Davies S M, Wagner J E, Defor T, Blazar B R, Katsanis E, Kersey J H, Orchard P J, McGlave P B, Weisdorf D J, Ramsay N K
Department of Pediatrics, University of Minnesota, Minneapolis 55455, USA.
Br J Haematol. 1997 Mar;96(4):749-56. doi: 10.1046/j.1365-2141.1997.d01-2087.x.
Allogeneic transplantation from an HLA-matched family member has been shown to be effective in reconstituting normal haemopoiesis in young people with severe cytopenias, classified as myelodysplastic syndrome (MDS) or severe aplastic anaemia (SAA). Unrelated donor transplant is a therapeutic choice for patients without a suitable family member donor.
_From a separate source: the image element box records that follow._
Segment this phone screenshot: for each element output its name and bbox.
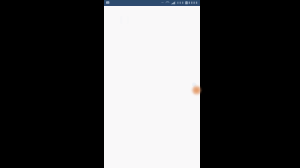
button[interactable]: Page content — [104, 6, 200, 168]
button[interactable]: Status bar — [104, 0, 200, 6]
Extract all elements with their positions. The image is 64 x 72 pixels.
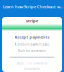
button[interactable]: Learn how Stripe Checkout works <box>0 0 64 17</box>
staticText: Built for conversion <box>18 49 46 53</box>
staticText: Learn how Stripe Checkout works <box>3 4 64 9</box>
staticText: Accept payments <box>14 34 50 40</box>
staticText: A prebuilt payment page <box>14 43 50 46</box>
staticText: Unsubscribe <box>24 67 40 71</box>
staticText: stripe <box>26 18 38 23</box>
staticText: Stripe, 510 Townsend <box>16 62 48 65</box>
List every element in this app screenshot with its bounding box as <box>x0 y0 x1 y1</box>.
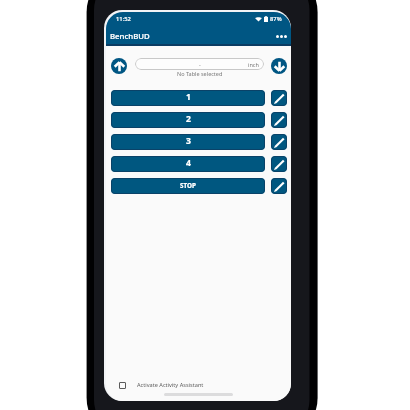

We report the outcome of seven patients < 20 years old with SAA and 10 with MDS treated with BMT from an HLA A,B DRB1 matched (n = 8) or A or B locus mismatched (n = 9) unrelated donor at the University of Minnesota between March 1988 and August 1995. Primary graft failure occurred in two patients and secondary graft failure in one, who was subsequently successfully engrafted with a second donor marrow infusion. Grades II-IV GVHD occurred in 10/16 (63%), and grades III-IV in 6/16 (37%) evaluable patients. Nine of the 17 patients (six with MDS and three with SAA) survive with full donor chimaerism, a median of 1.2 years post-BMT (range 3 months to 7 years). We recommend early referral for consideration of unrelated donor BMT for young patients with MDS, and patients with SAA without response to immunosuppression.
对于患有严重血细胞减少症(分类为骨髓增生异常综合征(MDS)或重型再生障碍性贫血(SAA))的年轻人,来自HLA匹配家庭成员的异基因移植已被证明可有效重建正常造血功能。对于没有合适家庭成员供体的患者,非血缘供体移植是一种治疗选择。我们报告了1988年3月至1995年8月期间在明尼苏达大学接受来自HLA A、B、DRB1匹配(n = 8)或A或B位点不匹配(n = 9)的非血缘供体进行BMT治疗的7例年龄小于20岁的SAA患者和10例MDS患者的治疗结果。2例患者发生原发性移植物失败,1例发生继发性移植物失败,该患者随后通过第二次供体骨髓输注成功植入。在16例可评估患者中,10例(63%)发生II-IV级移植物抗宿主病(GVHD),6例(37%)发生III-IV级GVHD。17例患者中有9例(6例MDS患者和3例SAA患者)存活,完全为供体嵌合体,BMT后中位时间为1.2年(范围3个月至7年)。我们建议对于患有MDS的年轻患者以及对免疫抑制无反应的SAA患者,应尽早转诊考虑非血缘供体BMT。